Algo extraordinário aconteceu com o A23a, o maior iceberg do mundo.
Ele gira pelo norte da Antártica há meses, quando na realidade deveria estar se movendo junto com a corrente oceânica mais poderosa da Terra.
Os cientistas dizem que o bloco de gelo, que tem mais da metade do tamanho de Porto Rico ou o dobro da área da Grande Londres, ficou preso no topo de um enorme cilindro giratório de água.
É um fenômeno que os oceanógrafos chamam de Coluna Taylor, e o A23a pode demorar anos para escapar dessa "prisão".
"Os icebergs são geralmente considerados coisas temporárias; eles se rompem e derretem. Mas este não", observou o especialista polar Mark Brandon.

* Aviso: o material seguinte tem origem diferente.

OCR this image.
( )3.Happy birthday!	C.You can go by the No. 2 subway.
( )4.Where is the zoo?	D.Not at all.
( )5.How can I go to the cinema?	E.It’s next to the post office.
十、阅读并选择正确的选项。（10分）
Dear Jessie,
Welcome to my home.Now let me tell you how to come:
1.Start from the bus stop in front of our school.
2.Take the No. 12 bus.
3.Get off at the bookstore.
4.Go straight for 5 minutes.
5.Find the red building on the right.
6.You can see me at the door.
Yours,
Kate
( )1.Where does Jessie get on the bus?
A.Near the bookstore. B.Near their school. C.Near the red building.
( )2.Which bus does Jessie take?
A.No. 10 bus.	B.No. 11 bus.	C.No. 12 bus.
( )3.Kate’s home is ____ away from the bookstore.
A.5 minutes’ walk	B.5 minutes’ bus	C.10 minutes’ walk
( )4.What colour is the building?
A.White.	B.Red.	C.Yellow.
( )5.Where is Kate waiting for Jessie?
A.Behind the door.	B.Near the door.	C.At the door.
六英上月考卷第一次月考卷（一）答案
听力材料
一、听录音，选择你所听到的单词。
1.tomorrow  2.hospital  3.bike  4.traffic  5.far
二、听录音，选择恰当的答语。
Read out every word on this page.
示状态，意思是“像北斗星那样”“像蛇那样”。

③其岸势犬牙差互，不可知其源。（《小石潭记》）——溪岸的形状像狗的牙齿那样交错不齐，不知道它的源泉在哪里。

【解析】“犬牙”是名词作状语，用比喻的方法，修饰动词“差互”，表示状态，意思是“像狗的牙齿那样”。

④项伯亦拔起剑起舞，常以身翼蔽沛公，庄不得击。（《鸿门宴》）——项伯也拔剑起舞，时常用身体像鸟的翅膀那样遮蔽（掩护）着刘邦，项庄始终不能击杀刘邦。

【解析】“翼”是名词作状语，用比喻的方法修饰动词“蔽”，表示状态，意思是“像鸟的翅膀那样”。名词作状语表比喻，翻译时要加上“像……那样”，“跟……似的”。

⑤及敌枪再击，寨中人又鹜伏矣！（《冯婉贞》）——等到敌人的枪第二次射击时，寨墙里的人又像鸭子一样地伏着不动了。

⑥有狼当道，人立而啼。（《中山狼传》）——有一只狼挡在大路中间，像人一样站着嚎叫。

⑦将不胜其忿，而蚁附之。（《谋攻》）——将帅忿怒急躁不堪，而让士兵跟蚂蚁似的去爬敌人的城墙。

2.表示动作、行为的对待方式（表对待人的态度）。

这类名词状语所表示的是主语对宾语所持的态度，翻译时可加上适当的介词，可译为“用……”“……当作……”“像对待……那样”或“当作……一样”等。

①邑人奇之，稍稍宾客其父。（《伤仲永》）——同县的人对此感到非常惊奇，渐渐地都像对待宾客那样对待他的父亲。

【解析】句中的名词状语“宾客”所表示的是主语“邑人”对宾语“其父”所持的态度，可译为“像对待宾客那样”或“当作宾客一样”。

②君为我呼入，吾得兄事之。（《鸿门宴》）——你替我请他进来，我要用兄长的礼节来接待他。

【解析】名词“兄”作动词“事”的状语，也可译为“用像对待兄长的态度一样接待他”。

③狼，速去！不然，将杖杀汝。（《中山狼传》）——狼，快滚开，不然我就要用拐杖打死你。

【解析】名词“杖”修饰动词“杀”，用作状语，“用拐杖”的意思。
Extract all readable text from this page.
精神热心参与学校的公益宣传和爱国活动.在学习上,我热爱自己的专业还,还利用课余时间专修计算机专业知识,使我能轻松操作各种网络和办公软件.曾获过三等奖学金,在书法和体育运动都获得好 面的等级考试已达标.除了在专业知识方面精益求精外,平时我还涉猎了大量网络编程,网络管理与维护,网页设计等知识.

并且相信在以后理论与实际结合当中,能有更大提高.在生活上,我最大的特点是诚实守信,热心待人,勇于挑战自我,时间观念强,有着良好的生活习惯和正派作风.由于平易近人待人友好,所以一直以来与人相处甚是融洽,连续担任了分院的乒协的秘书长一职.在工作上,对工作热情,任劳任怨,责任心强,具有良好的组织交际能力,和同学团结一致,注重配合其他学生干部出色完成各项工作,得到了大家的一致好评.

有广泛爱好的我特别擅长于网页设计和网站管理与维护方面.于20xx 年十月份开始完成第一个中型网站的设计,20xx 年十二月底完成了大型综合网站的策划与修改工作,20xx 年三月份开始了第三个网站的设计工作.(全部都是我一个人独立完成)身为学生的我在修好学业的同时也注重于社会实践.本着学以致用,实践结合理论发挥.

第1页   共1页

"O A23a é um iceberg que se recusa a morrer", disse o pesquisador da Open University à BBC News.
A longevidade do iceberg está bem documentada. Ele se separou da costa antártica em 1986, mas quase imediatamente ficou preso no fundo do Mar de Weddell.
Durante três décadas foi uma "ilha de gelo" estática. Não se mexeu. Só em 2020 é que começou a flutuar novamente, lentamente no início, antes de seguir para o norte em direção a água mais quentes.
No início de abril deste ano, o A23a entrou na Corrente Circumpolar Antártica (ACC, na sigla em inglês), um monstro que movimenta cem vezes mais água ao redor do planeta do que todos os rios da Terra juntos.
O objetivo era impulsionar o iceberg, pesando quase um bilhão de toneladas, em direção ao Atlântico Sul, onde seria esquecido.
Porém, o A23a não foi para lugar nenhum. Ele permanece no local logo ao norte das Ilhas Órcades do Sul, girando no sentido anti-horário, cerca de 15 graus por dia. E enquanto continuar assim, consegue escapar da decadência e do desaparecimento.
O A23a não voltou a tocar a terra. Existem pelo menos mil metros de água entre sua parte inferior e o fundo do mar.
Um tipo de vórtice descrito pela primeira vez na década de 1920 por um físico brilhante, Geoffrey Ingram Taylor, interrompeu sua trajetória.
O acadêmico de Cambridge foi pioneiro no campo da dinâmica de fluidos e até participou do Projeto Manhattan para modelar a provável estabilidade do primeiro teste de bomba atômica do mundo.
O professor Taylor demonstrou como uma corrente que encontra um obstáculo no fundo do mar pode, nas circunstâncias certas, separar-se em dois fluxos distintos e gerar entre eles uma massa rotativa de água em todas as profundidades.
Neste caso, a obstrução é uma protuberância de 100 km de largura no fundo do oceano conhecida como Pirie Bank, ou Banco de Pirie. O vórtice está no topo da margem e, por enquanto, A23a é seu prisioneiro.
“O oceano está cheio de surpresas e esta característica dinâmica é uma das mais belas que se pode ver”, disse o professor Mike Meredith, do British Antarctic Survey.
"As Colunas de Taylor também podem se formar no ar e podem ser vistas no movimento das nuvens sobre as montanhas. Elas podem ter apenas alguns centímetros de diâmetro em um tanque de laboratório experimental ou ser absolutamente enormes, como neste caso, em que a coluna tem um iceberg gigante no meio".
Não se sabe quanto tempo o A23a passará naquela prisão, mas quando o professor Meredith colocou uma boia científica numa Coluna de Taylor em outra protuberância a leste do Pirie Bank, o instrumento flutuante ainda girava no lugar quatro anos depois.
O Iceberg A23a ilustra perfeitamente, mais uma vez, a importância de compreender a forma do fundo do mar.
Montanhas, desfiladeiros e encostas subaquáticas influenciam profundamente a direção e a mistura das águas, bem como a distribuição de nutrientes que impulsionam a atividade biológica no oceano.
E essa influência também se estende pelo clima: é o movimento das massas de água que ajuda a dispersar a energia térmica por todo o planeta.
O comportamento do A23a pode ser explicado porque o fundo do oceano ao norte das Ilhas Órcades do Sul é razoavelmente bem estudado.
O mesmo não acontece na maior parte do resto do mundo.
Atualmente, apenas um quarto do fundo marinho da Terra foi mapeado de acordo com os melhores padrões modernos.